The negotiations went sour in the summer of 2014 when the wage divide was about a $1 million difference between what the workers wanted and what the county said it could afford. The lump-sum $500/$550 payment the county offered would have cost $213,000 extra. A fact-finder recommended 1.5/1.75/2 percent pay bump, plus cost of living steps, which had an additional price tag of $1.3 million.
All dressed in royal blue T-shirts carrying signs with messages like “We stand up to bullies” and “Honk for change in Butler County,” about 40 workers began picketing outside Children Services offices on Fair Avenue the morning of Aug. 18. Three weeks later, clad in “mourning black,” the case workers returned to work without a contract. Seven months after that, a new deal was sealed.

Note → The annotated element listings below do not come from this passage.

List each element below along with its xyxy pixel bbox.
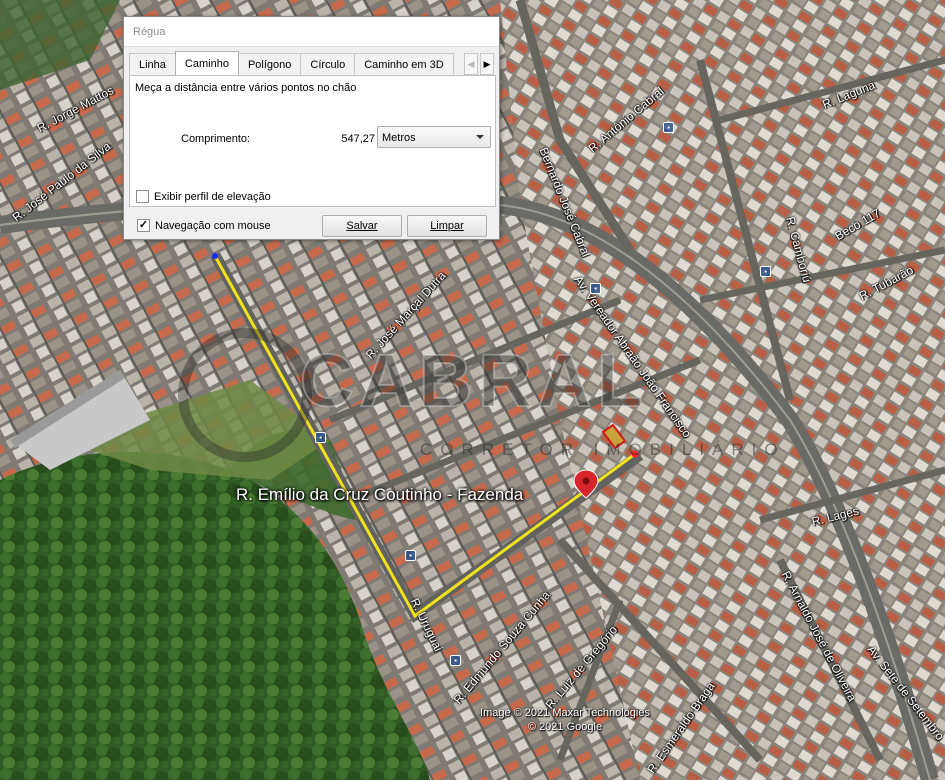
tab-caminho-3d[interactable]: Caminho em 3D bbox=[354, 53, 454, 75]
ruler-dialog: Régua Linha Caminho Polígono Círculo Cam… bbox=[123, 16, 500, 240]
ruler-tabs: Linha Caminho Polígono Círculo Caminho e… bbox=[129, 51, 454, 75]
mouse-navigation-label: Navegação com mouse bbox=[155, 219, 271, 232]
bus-stop-icon[interactable]: ▪ bbox=[590, 283, 601, 294]
path-start-point bbox=[212, 253, 218, 259]
dialog-titlebar[interactable]: Régua bbox=[124, 17, 499, 47]
place-label[interactable]: R. Emílio da Cruz Coutinho - Fazenda bbox=[236, 485, 523, 505]
tab-scroll-right-icon[interactable]: ▶ bbox=[480, 53, 494, 75]
bus-stop-icon[interactable]: ▪ bbox=[405, 550, 416, 561]
tab-linha[interactable]: Linha bbox=[129, 53, 176, 75]
tab-caminho[interactable]: Caminho bbox=[174, 51, 239, 75]
elevation-profile-label: Exibir perfil de elevação bbox=[154, 190, 271, 203]
mouse-navigation-option[interactable]: ✓ Navegação com mouse bbox=[137, 219, 271, 232]
watermark-subtitle: CORRETOR IMOBILIÁRIO bbox=[420, 440, 786, 459]
mouse-navigation-checkbox[interactable]: ✓ bbox=[137, 219, 150, 232]
save-button[interactable]: Salvar bbox=[322, 215, 402, 237]
elevation-profile-checkbox[interactable] bbox=[136, 190, 149, 203]
bus-stop-icon[interactable]: ▪ bbox=[663, 122, 674, 133]
length-label: Comprimento: bbox=[181, 133, 251, 145]
ruler-panel: Meça a distância entre vários pontos no … bbox=[129, 75, 496, 207]
imagery-copyright: Image © 2021 Maxar Technologies © 2021 G… bbox=[455, 706, 675, 734]
unit-select-value: Metros bbox=[382, 132, 416, 144]
clear-button[interactable]: Limpar bbox=[407, 215, 487, 237]
bus-stop-icon[interactable]: ▪ bbox=[450, 655, 461, 666]
clear-button-label: Limpar bbox=[430, 220, 464, 232]
copyright-line-1: Image © 2021 Maxar Technologies bbox=[480, 707, 650, 719]
elevation-profile-option[interactable]: Exibir perfil de elevação bbox=[136, 190, 271, 203]
measure-description: Meça a distância entre vários pontos no … bbox=[135, 82, 357, 94]
bus-stop-icon[interactable]: ▪ bbox=[760, 266, 771, 277]
watermark-logo: CABRAL bbox=[299, 338, 649, 423]
chevron-down-icon bbox=[476, 135, 484, 139]
tab-poligono[interactable]: Polígono bbox=[237, 53, 302, 75]
length-value: 547,27 bbox=[341, 133, 375, 145]
copyright-line-2: © 2021 Google bbox=[527, 721, 603, 733]
dialog-title: Régua bbox=[133, 26, 166, 38]
tab-circulo[interactable]: Círculo bbox=[300, 53, 356, 75]
save-button-label: Salvar bbox=[346, 220, 378, 232]
unit-select[interactable]: Metros bbox=[377, 126, 491, 148]
tab-scroll-left-icon[interactable]: ◀ bbox=[464, 53, 478, 75]
bus-stop-icon[interactable]: ▪ bbox=[315, 432, 326, 443]
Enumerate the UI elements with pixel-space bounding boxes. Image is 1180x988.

MORE: Social workers return to work without a contract
In exchange for the workers acquiescence to merit pay, the county agreed to a 2 percent increase to the minimum and maximum salaries on their pay ranges. Workers were awarded 1 percent to 3 percent pay raises based on performance.
Union chief Becky Palmer could not be reached for comment this morning by the Journal-News.
County officials announced this week finances are looking bleak for 2018 so the two percent, lump-sum incentive pay non-union employees received on top of an increase to their base this year might not be available.